Iran’s Islamic Revolutionary Guard Corps Navy said on Saturday that the Strait of Hormuz has been “closed to all vessels” and warned ships against approaching the strategic waterway, Middle East Monitor reported, citing Iran’s Fars news agency. Middle East Eye framed the move as a re-closure following the day’s Israeli strikes on southern Lebanon.

What we know

The IRGC Navy’s statement, relayed by Fars, declared the strait closed and explicitly warned vessels against approaching, per Middle East Monitor. Tehran tied the announcement to what it called Israeli and US violations of the recent US-Iran agreement. Middle East Eye’s report attached the closure directly to Saturday’s Israeli air campaign across southern Lebanon, where Lebanon’s National News Agency has reported at least 28 killed and where the IDF said it struck after Hezbollah fired more than 50 projectiles.

The IRGC framed the closure as a response to “violations” rather than as a unilateral break with the deal, and Middle East Eye reported Tehran is warning of “further steps being taken.” The closure declaration arrives one day after CENTCOM confirmed the US Navy had lifted its own Hormuz blockade under the post-deal framework.

What we don’t know

The IRGC’s statement is a verbal closure declaration; the operational picture — whether vessels are physically being turned away, whether IRGC fast-attack craft have moved into the strait, and whether mine-laying or escort patterns have changed — has not been confirmed by CENTCOM, the Joint War Committee, or any independent shipping body. No “Notice to Mariners” has been issued at the time of publication. Insurers’ war-risk listings, which moved with the post-deal reopening, have not publicly updated. This is a developing situation.

Context

The closure declaration directly reverses the choreography that produced the first post-deal LNG tanker transit and the Friday window the deal was built around. It also lands inside the same 24-hour cycle as Saturday’s Lebanon strikes — a sequencing that, if Tehran sustains it, links Israel’s southern Lebanon operations to the strait’s transit risk for the first time under the new framework.

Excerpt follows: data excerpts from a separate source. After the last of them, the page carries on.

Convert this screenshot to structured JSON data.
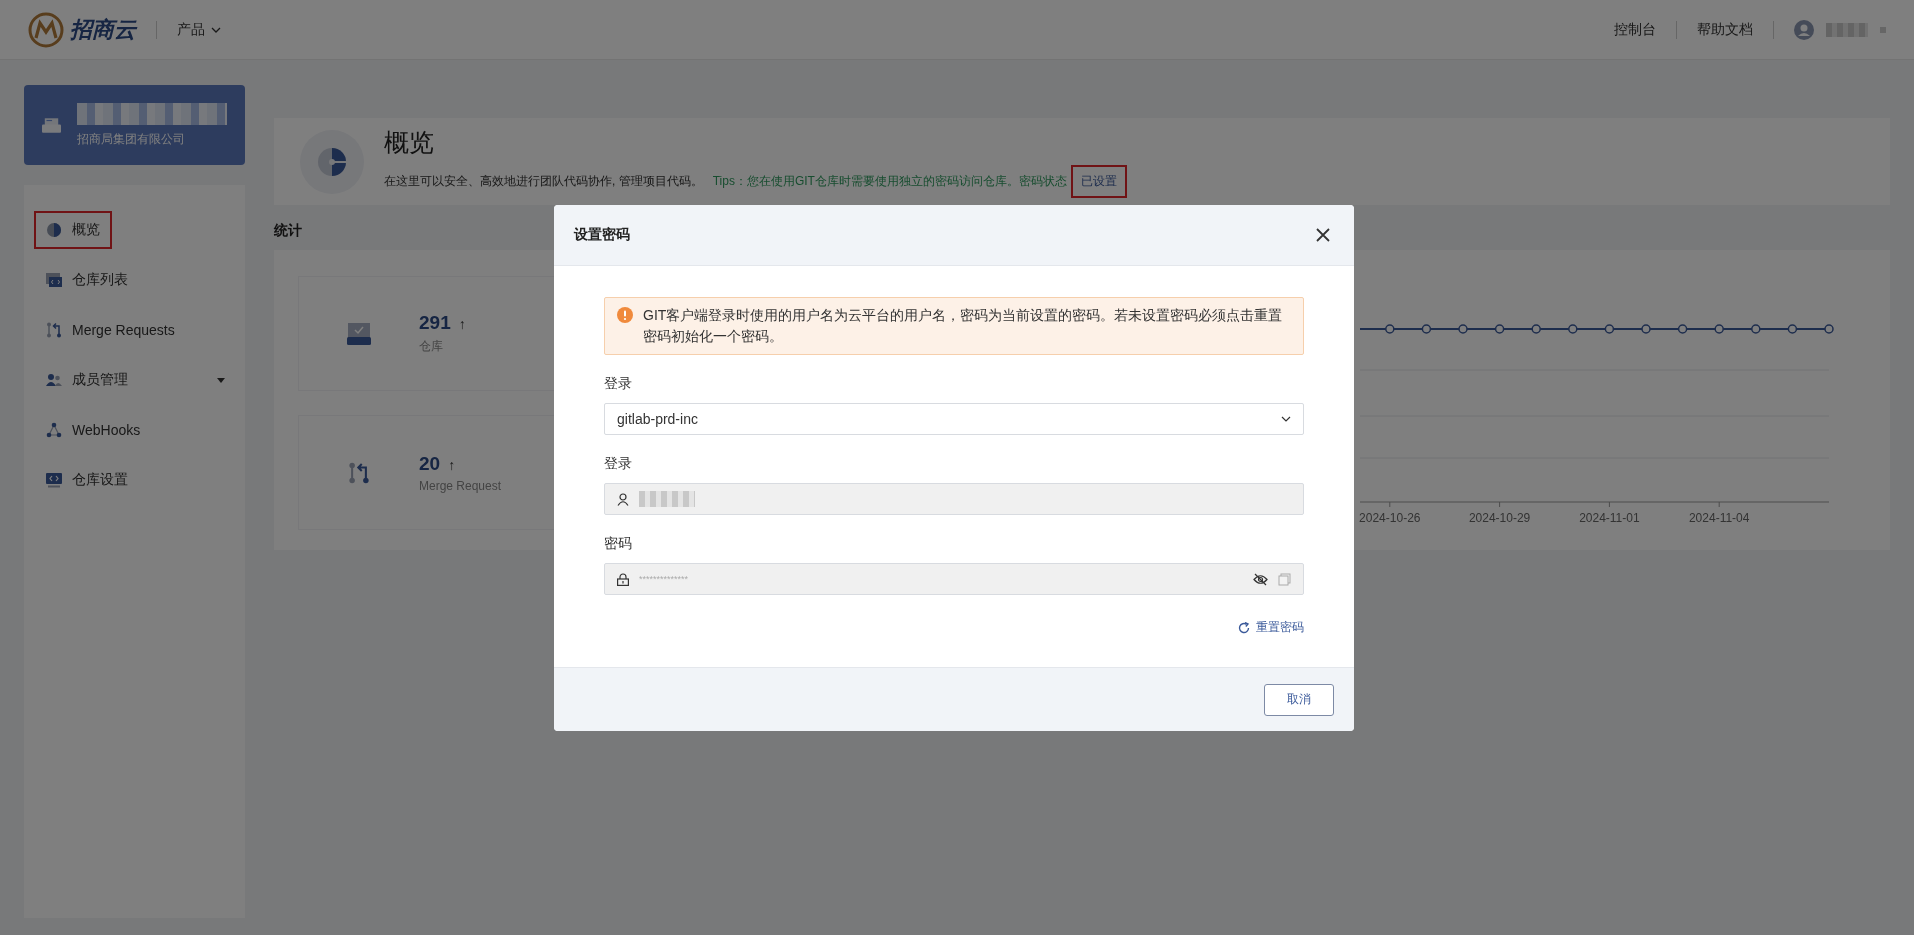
{
  "header": {
    "logo_text": "招商云",
    "product_menu": "产品",
    "links": [
      "控制台",
      "帮助文档"
    ]
  },
  "sidebar": {
    "org": {
      "company": "招商局集团有限公司"
    },
    "items": [
      {
        "label": "概览",
        "highlighted": true,
        "expandable": false
      },
      {
        "label": "仓库列表",
        "highlighted": false,
        "expandable": false
      },
      {
        "label": "Merge Requests",
        "highlighted": false,
        "expandable": false
      },
      {
        "label": "成员管理",
        "highlighted": false,
        "expandable": true
      },
      {
        "label": "WebHooks",
        "highlighted": false,
        "expandable": false
      },
      {
        "label": "仓库设置",
        "highlighted": false,
        "expandable": false
      }
    ]
  },
  "overview": {
    "title": "概览",
    "description": "在这里可以安全、高效地进行团队代码协作, 管理项目代码。",
    "tips": "Tips：您在使用GIT仓库时需要使用独立的密码访问仓库。密码状态",
    "password_status": {
      "text": "已设置",
      "highlighted": true
    }
  },
  "stats": {
    "title": "统计",
    "cards": [
      {
        "value": "291",
        "trend": "↑",
        "label": "仓库"
      },
      {
        "value": "20",
        "trend": "↑",
        "label": "Merge Request"
      }
    ],
    "chart": {
      "x_labels": [
        "2024-10-26",
        "2024-10-29",
        "2024-11-01",
        "2024-11-04"
      ]
    }
  },
  "dialog": {
    "title": "设置密码",
    "alert": "GIT客户端登录时使用的用户名为云平台的用户名，密码为当前设置的密码。若未设置密码必须点击重置密码初始化一个密码。",
    "fields": [
      {
        "kind": "select",
        "label": "登录",
        "value": "gitlab-prd-inc",
        "disabled": false
      },
      {
        "kind": "user",
        "label": "登录",
        "disabled": true
      },
      {
        "kind": "password",
        "label": "密码",
        "placeholder": "**************",
        "disabled": true
      }
    ],
    "reset_link": "重置密码",
    "cancel_button": "取消"
  }
}
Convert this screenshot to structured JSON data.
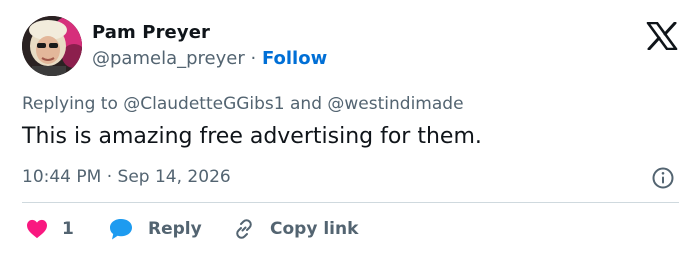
{
  "author": {
    "name": "Pam Preyer",
    "handle": "@pamela_preyer",
    "separator": "·",
    "follow_label": "Follow"
  },
  "replying": {
    "prefix": "Replying to",
    "mention_1": "@ClaudetteGGibs1",
    "conjunction": "and",
    "mention_2": "@westindimade"
  },
  "tweet": {
    "text": "This is amazing free advertising for them.",
    "time": "10:44 PM",
    "separator": "·",
    "date": "Sep 14, 2026"
  },
  "actions": {
    "like_count": "1",
    "reply_label": "Reply",
    "copy_label": "Copy link"
  },
  "colors": {
    "like": "#f91880",
    "reply": "#1d9bf0",
    "follow": "#006fd6",
    "muted": "#536471"
  },
  "icons": {
    "brand": "x-logo-icon",
    "info": "info-icon",
    "like": "heart-icon",
    "reply": "speech-bubble-icon",
    "copy": "link-icon"
  }
}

For markets, the IRGC statement alone — independent of enforcement — is a fact insurers and tanker owners cannot ignore. The post-deal premium compression in war-risk rates assumed the strait stayed declared-open. A verbal closure by the IRGC Navy resets that assumption regardless of what happens next.

What to watch

  1. Whether CENTCOM, the UKMTO, or the Joint War Committee issue any operational confirmation, denial, or guidance to commercial shipping in the next 12 hours.
  2. Whether any inbound or outbound vessel currently transiting the strait reports being challenged, escorted, or turned back by IRGC craft.
  3. Whether Tehran’s “further steps” language is followed by a concrete physical action — escort denial, mining advisory, or a formal Notice to Mariners — or remains rhetorical through Monday’s open.